Religious prejudice has been another strong source of social exclusion and aggression, especially by those with a fervent belief in a faith. While Christians have historically been vigorously prejudice, especially against Jews, Islamists now take the cake for violence in the name of Allāh.
“The ultimate weakness of violence is that it is a descending spiral, begetting the very thing it seeks to destroy. Instead of diminishing evil, it multiplies it.” ~ Martin Luther King Jr.
Perceived conflict of interest, including holding different values or beliefs, is often a motivation for group prejudicial aggression. Derogatory stereotypes are socially constructed and maintained among in-group members through gossip. The greater the felt motivation to harm the stronger the tendency to dehumanize.
“Opposing partisans to social disputes will exaggerate (a) the magnitude of their conflict, (b) their opposition’s extremism, and (c) their opposition’s ideological biases.” ~ Dacher Keltner & Robert Robinson
Intergroup violence is fostered by fear, often stemming from propaganda aimed at dehumanization: that “they” are predacious. This tried-and-true technique is regularly employed by governments to whip up enthusiasm for war.

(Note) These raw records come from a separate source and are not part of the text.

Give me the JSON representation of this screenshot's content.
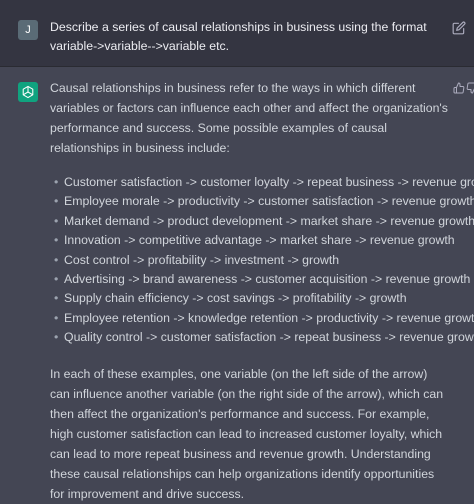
{
  "user_message": {
    "avatar_letter": "J",
    "text": "Describe a series of causal relationships in business using the format variable->variable-->variable etc."
  },
  "assistant_message": {
    "intro": "Causal relationships in business refer to the ways in which different variables or factors can influence each other and affect the organization's performance and success. Some possible examples of causal relationships in business include:",
    "examples": [
      "Customer satisfaction -> customer loyalty -> repeat business -> revenue growth",
      "Employee morale -> productivity -> customer satisfaction -> revenue growth",
      "Market demand -> product development -> market share -> revenue growth",
      "Innovation -> competitive advantage -> market share -> revenue growth",
      "Cost control -> profitability -> investment -> growth",
      "Advertising -> brand awareness -> customer acquisition -> revenue growth",
      "Supply chain efficiency -> cost savings -> profitability -> growth",
      "Employee retention -> knowledge retention -> productivity -> revenue growth",
      "Quality control -> customer satisfaction -> repeat business -> revenue growth"
    ],
    "conclusion": "In each of these examples, one variable (on the left side of the arrow) can influence another variable (on the right side of the arrow), which can then affect the organization's performance and success. For example, high customer satisfaction can lead to increased customer loyalty, which can lead to more repeat business and revenue growth. Understanding these causal relationships can help organizations identify opportunities for improvement and drive success."
  },
  "icons": {
    "user_avatar": "user-avatar",
    "assistant_avatar": "openai-logo-icon",
    "edit": "edit-icon",
    "thumbs_up": "thumbs-up-icon",
    "thumbs_down": "thumbs-down-icon"
  },
  "colors": {
    "user_bg": "#343541",
    "assistant_bg": "#444654",
    "text": "#d1d5db",
    "accent": "#10a37f",
    "user_avatar_bg": "#5a6b76"
  }
}
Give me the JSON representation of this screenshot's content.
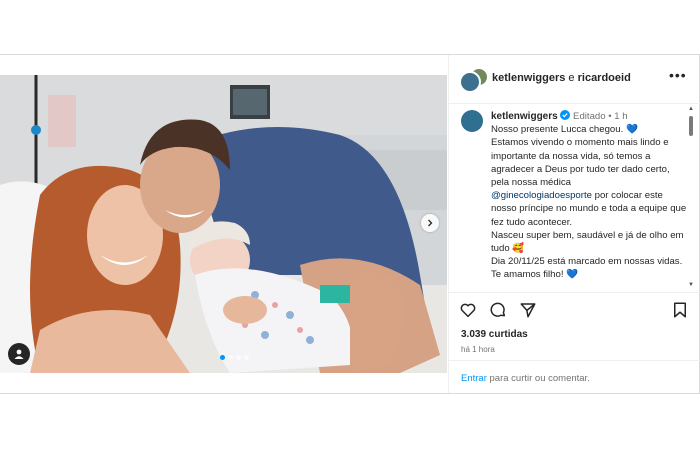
{
  "post": {
    "owner1": "ketlenwiggers",
    "connector": "e",
    "owner2": "ricardoeid",
    "more_label": "•••"
  },
  "caption": {
    "username": "ketlenwiggers",
    "edited": "Editado",
    "sep": "•",
    "time_ago": "1 h",
    "line1": "Nosso presente Lucca chegou.",
    "line2": "Estamos vivendo o momento mais lindo e importante da nossa vida, só temos a agradecer a Deus por tudo ter dado certo, pela nossa médica",
    "mention": "@ginecologiadoesporte",
    "line3": " por colocar este nosso príncipe no mundo e toda a equipe que fez tudo acontecer.",
    "line4": "Nasceu super bem, saudável e já de olho em tudo",
    "line5": "Dia 20/11/25 está marcado em nossas vidas. Te amamos filho!",
    "heart_emoji": "💙",
    "love_emoji": "🥰"
  },
  "actions": {
    "likes": "3.039 curtidas",
    "posted": "há 1 hora"
  },
  "comment": {
    "login_link": "Entrar",
    "rest": " para curtir ou comentar."
  },
  "carousel": {
    "current_index": 1,
    "count": 4
  },
  "colors": {
    "link_blue": "#0095f6",
    "mention_blue": "#00376b",
    "verified_blue": "#0095f6"
  }
}
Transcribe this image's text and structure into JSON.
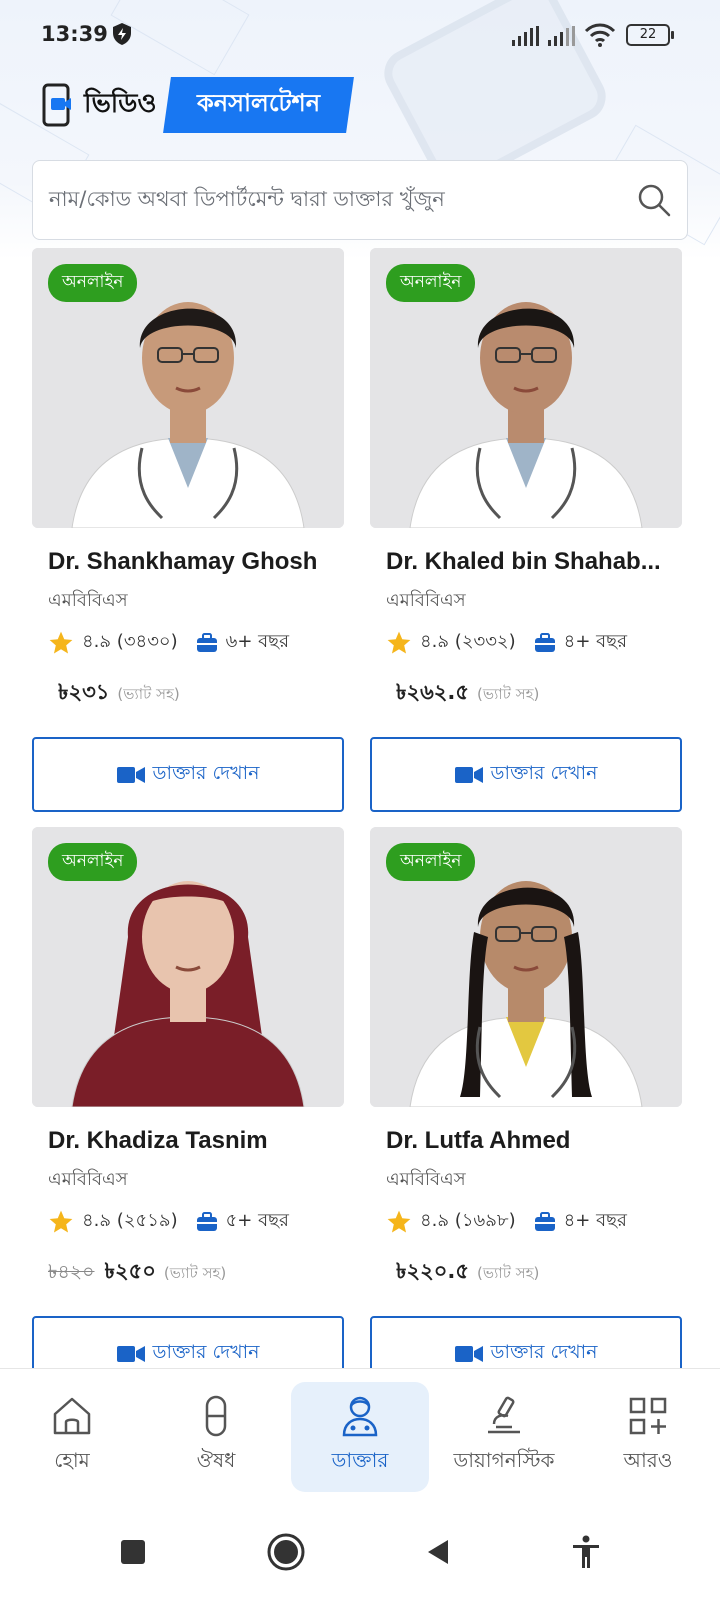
{
  "status_bar": {
    "time": "13:39",
    "battery": "22"
  },
  "header": {
    "title_part1": "ভিডিও",
    "title_part2": "কনসালটেশন"
  },
  "search": {
    "placeholder": "নাম/কোড অথবা ডিপার্টমেন্ট দ্বারা ডাক্তার খুঁজুন"
  },
  "doctors": [
    {
      "status": "অনলাইন",
      "name": "Dr. Shankhamay Ghosh",
      "degree": "এমবিবিএস",
      "rating": "৪.৯ (৩৪৩০)",
      "experience": "৬+ বছর",
      "old_price": "",
      "price": "৳২৩১",
      "vat": "(ভ্যাট সহ)",
      "button": "ডাক্তার দেখান"
    },
    {
      "status": "অনলাইন",
      "name": "Dr. Khaled bin Shahab...",
      "degree": "এমবিবিএস",
      "rating": "৪.৯ (২৩৩২)",
      "experience": "৪+ বছর",
      "old_price": "",
      "price": "৳২৬২.৫",
      "vat": "(ভ্যাট সহ)",
      "button": "ডাক্তার দেখান"
    },
    {
      "status": "অনলাইন",
      "name": "Dr. Khadiza Tasnim",
      "degree": "এমবিবিএস",
      "rating": "৪.৯ (২৫১৯)",
      "experience": "৫+ বছর",
      "old_price": "৳৪২০",
      "price": "৳২৫০",
      "vat": "(ভ্যাট সহ)",
      "button": "ডাক্তার দেখান"
    },
    {
      "status": "অনলাইন",
      "name": "Dr. Lutfa Ahmed",
      "degree": "এমবিবিএস",
      "rating": "৪.৯ (১৬৯৮)",
      "experience": "৪+ বছর",
      "old_price": "",
      "price": "৳২২০.৫",
      "vat": "(ভ্যাট সহ)",
      "button": "ডাক্তার দেখান"
    }
  ],
  "bottom_nav": [
    {
      "label": "হোম",
      "icon": "home-icon"
    },
    {
      "label": "ঔষধ",
      "icon": "pill-icon"
    },
    {
      "label": "ডাক্তার",
      "icon": "doctor-icon",
      "active": true
    },
    {
      "label": "ডায়াগনস্টিক",
      "icon": "microscope-icon"
    },
    {
      "label": "আরও",
      "icon": "more-grid-icon"
    }
  ],
  "colors": {
    "primary": "#1877f2",
    "online_badge": "#2e9e1f",
    "button_border": "#1a63c7",
    "active_nav_bg": "#e6f0fb"
  }
}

The human propensity to symbolic objectification, and to think of others as meaningfully less than oneself, facilitates rationalization for aggression.

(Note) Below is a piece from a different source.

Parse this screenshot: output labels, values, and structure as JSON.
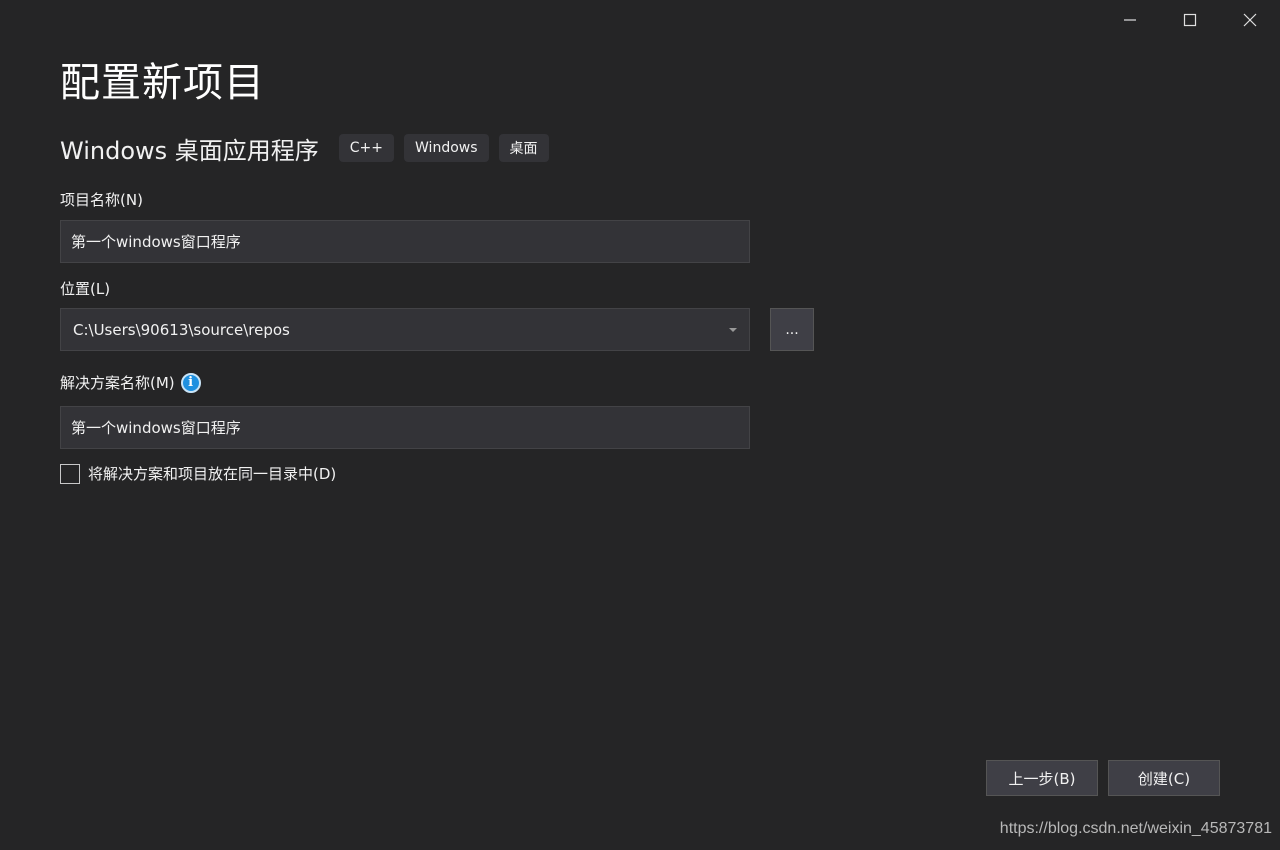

With rare exceptions, civilizations throughout history were built upon coercion and the bones of the easily expendable. Violence is the bedrock of exploitation, upon which some men prosper at others’ expense.
“Humankind seems to have an enormous capacity for savagery, for brutality, for lack of empathy, for lack of compassion.” ~ Scottish singer-songwriter Annie Lennox
People generally think of violence as directed against other people. The exploitation of other animals, plants, and ecosystems is considered nonviolent: acceptable to such a degree as to be completely unremarkable. But violence is any act which lessens the quality of life for any organism. That animals must necessarily commit interspecific violence to sustain themselves does not excuse the excesses which humans routinely exercise.
Callous neglect of respecting life, fostered by a senseless sense of superiority and abetted by technology, ensured environmental destruction on a planetary scale. This prolonged regime of unrelenting violence has eventuated in a mass extinction event, whereupon humans are also claiming themselves as victims.